Pocos son los antídotos eficaces contra la destrucción despiadada que muchos resorts mal planeados le han inflingido al área de Cancún. La Reserva de la Biosfera de Sian Ka’an es uno de ellos. Sian Ka’an, o “el lugar donde el cielo comienza”, es la reserva de la biosfera más grande de Quintana Roo. Como bien lo indica su etimología maya, en sus casi 530 mil hectáreas protegidas inicia una selva celestial donde más de 1400 especies de plantas, 800 de flores y un puñado de animales en peligro de extinción (jaguares, manatíes y tapires, entre otros) intentan sobrevivir a la depredación expansiva del turismo de la Riviera Maya. La supervivencia se logra a medias, pues es frecuente toparse con ruidosos vehículos 4x4 que, procedentes de Cancún o Tulum, recorren sin cuidado el único camino de la reserva, o con el típico alojamiento que se jacta de ecoturístico aunque siga contaminando y explotando a los locales. Con todo, se trata de uno de los pocos lugares de la zona donde se hace un esfuerzo por atraer un turismo más responsable que intente convivir con la naturaleza, y no sólo dominarla.

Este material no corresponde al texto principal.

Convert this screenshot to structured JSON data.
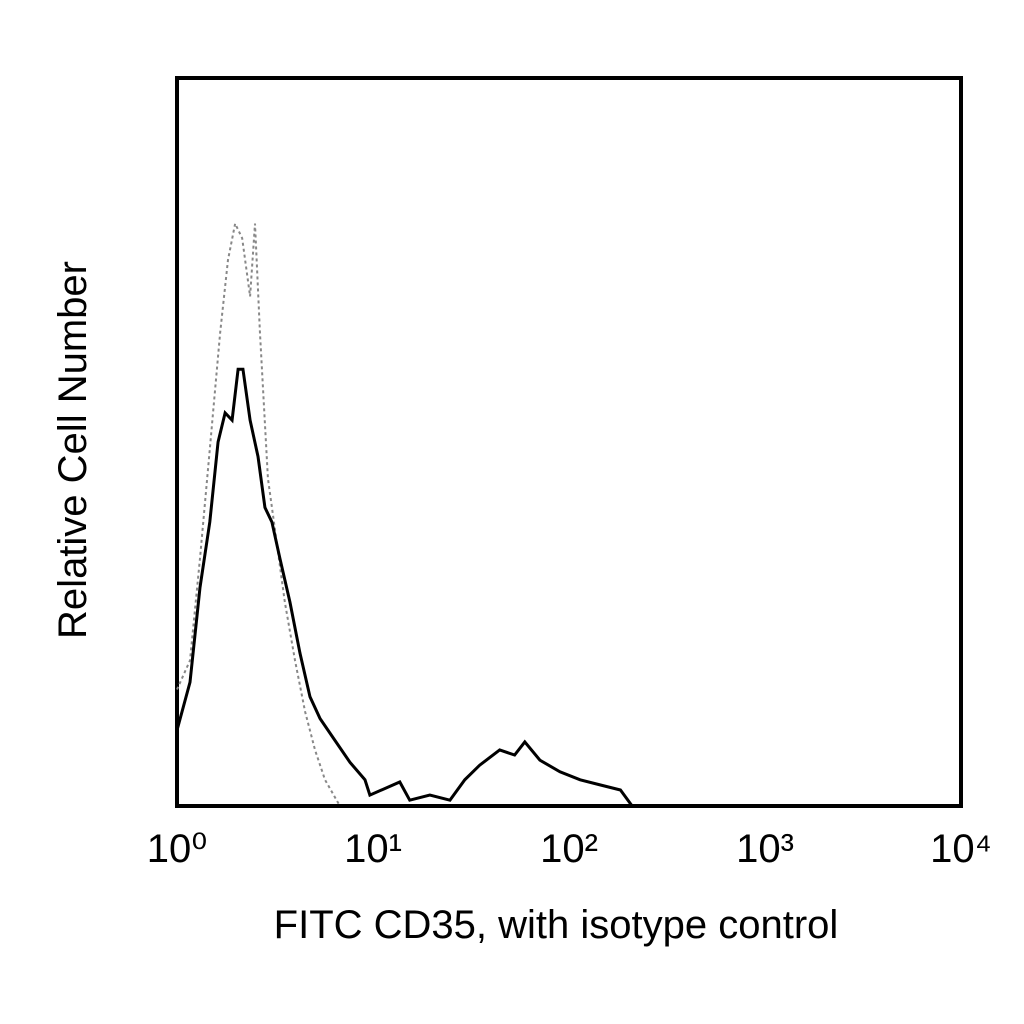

Si bien se ha rastreado presencia humana en el área desde el 2300 a.C., Sian Ka’an ha permanecido siempre con una densidad poblacional baja. Durante la época de esplendor maya, sus canales y lagunas sirvieron como vías de tránsito entre las ciudades de Tulum y Muyil, pero en pocos casos se establecieron asentamientos permanentes. No es sino hasta la época independiente que se tienen señales de mayor penetración humana: en el siglo xix sirvió probablemente de refugio para los fugitivos mayas que escapaban de las autoridades durante la Guerra de Castas, mientras que en el xx hubo quien aspiró a convertirlo en centro productor de chicle, sin que el intento fructificara. No es de extrañar entonces que los animales se hayan sentido a sus anchas y que unas 340 especies de aves, un centenar de diversos mamíferos, decenas de reptiles y peces y hasta el mismísimo dios maya, el venerado jaguar, hicieran de este pedazo de cielo su casa.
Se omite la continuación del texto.